Накануне разгрома Манон заболела. Её посещали немногие, в числе которых Бюзо, всё более близкий и любимый. Несмотря на волнения и гнетущие предчувствия надвигающейся катастрофы, Манон охвачена неудержимым любовным порывом к тому, кто мог бы стать её любовником. «Было бы приятно, — пишет Манон, отвлекаясь от суровой действительности, — если бы такое расположение совпало с долгом: не дать погибнуть бесполезно тому, что ещё осталось. С каждым днём становится труднее владеть своим сердцем и употреблять атлетические усилия для того, чтобы защитить свой зрелый возраст от бури страстей». Она напрасно боялась за слабоволие и податливость своих тридцати восьми лет. Эпоха, в которую она жила, ворвалась в её жизнь и определила её будущее. 31 мая ушли с исторической сцены жирондисты и с ними их «королева»,
В день восстания парижского народа против бриссотинцев Манон, впервые после долгого времени, проснулась утром, чувствуя себя выздоровевшей. Главной заботой её было устроить отъезд семьи в глушь, казавшуюся, по контрасту с бурным Парижем, обетованным уголком, сулящим покой и счастье. Но едва Манон оделась, допила кофе, привела в порядок бумаги и безделушки в спальне и в гостиной, как прислуга вбежала, чтобы предупредить госпожу об уличных толках и откровенных угрозах, раздававшихся с особой настойчивостью по адресу «рогоносца Ролана» и бриссотинцев.

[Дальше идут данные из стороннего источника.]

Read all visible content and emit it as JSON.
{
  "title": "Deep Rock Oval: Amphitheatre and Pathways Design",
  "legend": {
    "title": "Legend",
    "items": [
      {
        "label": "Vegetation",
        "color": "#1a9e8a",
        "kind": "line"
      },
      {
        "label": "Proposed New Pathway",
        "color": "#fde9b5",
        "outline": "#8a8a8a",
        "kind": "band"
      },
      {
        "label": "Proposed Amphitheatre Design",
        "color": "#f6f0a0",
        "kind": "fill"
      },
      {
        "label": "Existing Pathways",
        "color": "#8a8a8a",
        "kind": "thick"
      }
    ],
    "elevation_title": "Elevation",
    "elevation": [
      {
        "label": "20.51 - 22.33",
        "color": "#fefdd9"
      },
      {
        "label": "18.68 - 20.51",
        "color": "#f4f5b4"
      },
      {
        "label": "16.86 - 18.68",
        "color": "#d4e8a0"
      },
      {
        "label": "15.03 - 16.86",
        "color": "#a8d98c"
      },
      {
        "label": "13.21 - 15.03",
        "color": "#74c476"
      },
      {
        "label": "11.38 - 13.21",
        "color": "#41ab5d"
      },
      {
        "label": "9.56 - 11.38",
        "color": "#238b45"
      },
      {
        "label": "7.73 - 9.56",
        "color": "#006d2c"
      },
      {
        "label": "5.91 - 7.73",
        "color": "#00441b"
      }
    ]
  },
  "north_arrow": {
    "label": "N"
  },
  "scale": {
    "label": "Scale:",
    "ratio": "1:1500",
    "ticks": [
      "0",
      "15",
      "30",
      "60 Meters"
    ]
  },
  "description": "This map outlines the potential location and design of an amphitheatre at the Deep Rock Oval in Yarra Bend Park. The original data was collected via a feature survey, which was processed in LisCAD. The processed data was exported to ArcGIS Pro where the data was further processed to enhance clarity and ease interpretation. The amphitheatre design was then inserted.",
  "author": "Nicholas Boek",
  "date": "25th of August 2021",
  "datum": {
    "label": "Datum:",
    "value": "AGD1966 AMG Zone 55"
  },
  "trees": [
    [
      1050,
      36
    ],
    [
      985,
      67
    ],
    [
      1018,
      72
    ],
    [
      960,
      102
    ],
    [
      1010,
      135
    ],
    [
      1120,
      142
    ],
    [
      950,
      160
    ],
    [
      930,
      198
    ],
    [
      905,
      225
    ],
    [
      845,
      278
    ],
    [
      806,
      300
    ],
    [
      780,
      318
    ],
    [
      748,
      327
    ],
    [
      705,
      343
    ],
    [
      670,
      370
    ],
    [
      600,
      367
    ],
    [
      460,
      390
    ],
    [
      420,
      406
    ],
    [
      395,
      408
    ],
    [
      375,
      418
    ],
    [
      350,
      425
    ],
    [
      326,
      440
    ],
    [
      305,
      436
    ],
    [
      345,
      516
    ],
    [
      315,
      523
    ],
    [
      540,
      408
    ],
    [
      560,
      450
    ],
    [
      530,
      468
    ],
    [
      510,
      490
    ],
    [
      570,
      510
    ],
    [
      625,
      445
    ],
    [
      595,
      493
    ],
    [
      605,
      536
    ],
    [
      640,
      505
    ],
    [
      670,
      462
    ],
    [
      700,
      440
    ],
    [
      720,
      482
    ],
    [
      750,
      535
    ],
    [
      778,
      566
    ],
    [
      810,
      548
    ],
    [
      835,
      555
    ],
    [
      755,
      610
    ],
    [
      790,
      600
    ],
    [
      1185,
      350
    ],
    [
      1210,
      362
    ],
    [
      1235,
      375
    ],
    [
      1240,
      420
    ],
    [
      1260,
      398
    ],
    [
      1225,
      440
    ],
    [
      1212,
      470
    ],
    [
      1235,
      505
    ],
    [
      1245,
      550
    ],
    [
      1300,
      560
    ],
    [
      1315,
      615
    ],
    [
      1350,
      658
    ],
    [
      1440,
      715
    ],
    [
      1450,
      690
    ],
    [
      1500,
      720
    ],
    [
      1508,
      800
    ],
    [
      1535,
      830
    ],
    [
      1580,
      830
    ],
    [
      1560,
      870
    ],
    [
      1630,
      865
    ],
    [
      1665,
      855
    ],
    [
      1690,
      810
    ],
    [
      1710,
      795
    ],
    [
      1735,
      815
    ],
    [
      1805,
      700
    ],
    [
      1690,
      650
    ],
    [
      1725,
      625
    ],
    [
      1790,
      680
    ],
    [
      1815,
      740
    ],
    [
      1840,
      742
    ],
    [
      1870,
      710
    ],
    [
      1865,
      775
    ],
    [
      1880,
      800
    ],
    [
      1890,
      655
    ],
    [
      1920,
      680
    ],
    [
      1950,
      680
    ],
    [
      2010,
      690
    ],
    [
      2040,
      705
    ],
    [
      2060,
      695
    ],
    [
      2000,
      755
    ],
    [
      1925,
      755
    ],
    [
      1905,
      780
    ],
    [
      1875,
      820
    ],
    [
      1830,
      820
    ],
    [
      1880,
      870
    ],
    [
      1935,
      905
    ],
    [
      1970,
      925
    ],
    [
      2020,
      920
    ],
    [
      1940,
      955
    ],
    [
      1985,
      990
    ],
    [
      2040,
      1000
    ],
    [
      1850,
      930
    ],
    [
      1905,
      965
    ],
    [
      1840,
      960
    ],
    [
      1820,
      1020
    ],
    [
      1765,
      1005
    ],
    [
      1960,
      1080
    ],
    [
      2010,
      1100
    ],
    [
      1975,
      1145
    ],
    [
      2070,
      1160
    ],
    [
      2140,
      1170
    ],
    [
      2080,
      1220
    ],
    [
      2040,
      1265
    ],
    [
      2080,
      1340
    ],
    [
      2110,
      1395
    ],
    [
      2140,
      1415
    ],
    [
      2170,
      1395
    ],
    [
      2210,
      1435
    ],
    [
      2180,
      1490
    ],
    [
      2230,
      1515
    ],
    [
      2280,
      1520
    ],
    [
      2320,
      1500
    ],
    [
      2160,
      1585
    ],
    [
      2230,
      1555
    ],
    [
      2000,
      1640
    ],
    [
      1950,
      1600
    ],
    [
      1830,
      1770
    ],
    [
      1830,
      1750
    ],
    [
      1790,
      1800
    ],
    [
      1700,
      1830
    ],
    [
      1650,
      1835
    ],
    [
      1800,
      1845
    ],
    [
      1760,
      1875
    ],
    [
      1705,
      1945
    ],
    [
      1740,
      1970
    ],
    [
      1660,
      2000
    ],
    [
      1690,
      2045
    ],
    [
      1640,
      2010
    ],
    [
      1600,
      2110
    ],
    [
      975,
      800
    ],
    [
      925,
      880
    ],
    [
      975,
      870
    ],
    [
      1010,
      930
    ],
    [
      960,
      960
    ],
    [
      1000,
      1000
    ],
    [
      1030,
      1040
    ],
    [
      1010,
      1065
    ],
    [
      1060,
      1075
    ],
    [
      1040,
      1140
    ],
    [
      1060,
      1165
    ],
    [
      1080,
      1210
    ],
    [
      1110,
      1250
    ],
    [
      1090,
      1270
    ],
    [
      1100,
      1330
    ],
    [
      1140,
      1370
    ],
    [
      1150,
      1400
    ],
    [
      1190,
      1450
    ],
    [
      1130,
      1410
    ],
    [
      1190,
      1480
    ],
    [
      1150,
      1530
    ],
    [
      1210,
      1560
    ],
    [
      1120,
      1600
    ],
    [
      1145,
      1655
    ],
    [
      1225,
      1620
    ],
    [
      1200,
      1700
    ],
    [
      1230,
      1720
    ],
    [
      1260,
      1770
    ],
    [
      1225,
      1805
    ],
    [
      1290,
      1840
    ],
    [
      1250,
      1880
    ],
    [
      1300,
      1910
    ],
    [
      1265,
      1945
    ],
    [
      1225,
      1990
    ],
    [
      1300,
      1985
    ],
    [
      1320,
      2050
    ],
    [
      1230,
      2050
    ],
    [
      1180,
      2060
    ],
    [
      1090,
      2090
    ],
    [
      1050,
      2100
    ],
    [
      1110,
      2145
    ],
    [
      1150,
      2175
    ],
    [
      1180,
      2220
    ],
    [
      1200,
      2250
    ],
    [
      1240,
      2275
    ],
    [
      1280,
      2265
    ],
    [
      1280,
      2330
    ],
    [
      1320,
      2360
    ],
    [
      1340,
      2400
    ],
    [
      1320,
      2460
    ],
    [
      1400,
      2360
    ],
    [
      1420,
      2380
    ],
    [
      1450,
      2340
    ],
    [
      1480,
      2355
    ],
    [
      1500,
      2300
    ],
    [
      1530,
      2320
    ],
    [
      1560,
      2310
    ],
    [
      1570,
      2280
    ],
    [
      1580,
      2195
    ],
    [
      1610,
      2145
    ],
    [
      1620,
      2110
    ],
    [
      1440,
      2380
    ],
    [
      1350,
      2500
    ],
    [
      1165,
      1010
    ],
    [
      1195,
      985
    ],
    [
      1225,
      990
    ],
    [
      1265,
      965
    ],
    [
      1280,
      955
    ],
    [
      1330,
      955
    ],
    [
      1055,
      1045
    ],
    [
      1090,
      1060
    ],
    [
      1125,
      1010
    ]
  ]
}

Дальнейшее надвинулось с неотвратимой быстротой. Где-то вдали раздался набат, потом прогудели сигнальные пушки. Точно так начинались все великие «праздники» революции, в которых раньше участвовала с энтузиазмом и Манон. Подобрав юбку обеими руками, как для менуэта, Манон бросилась к окну, зная наперёд, что увидит сейчас, как по узким улицам пёстрой лентой пронесутся мгновенно вылезшие из домов, лавок, подворотен люди. Торговки, фруктовщицы, подняв руки, будут потрясать корзинами, бессвязно выкрикивая ругательства; мужчины, женщины, дети, опрокидывая сорные ящики, скамейки, встречных, побегут в свои секции, в Парижскую коммуну, к Конвенту, сжимая кулаки, заражаясь друг от друга жаждой мести, готовые немедленно к бою с врагом. Вся дрожа, Манон ловила угрожающие восклицания толпы, всё ещё гоня от себя страшное предположение. Уловив имена своих друзей, она, ослабев, ушла от окна, теряя последние обнадёживавшие сомнения. Народ требовал жирондистов к ответу. Когда улица приутихла, кое-кто из друзей пришёл к Манон сообщить невесёлые новости.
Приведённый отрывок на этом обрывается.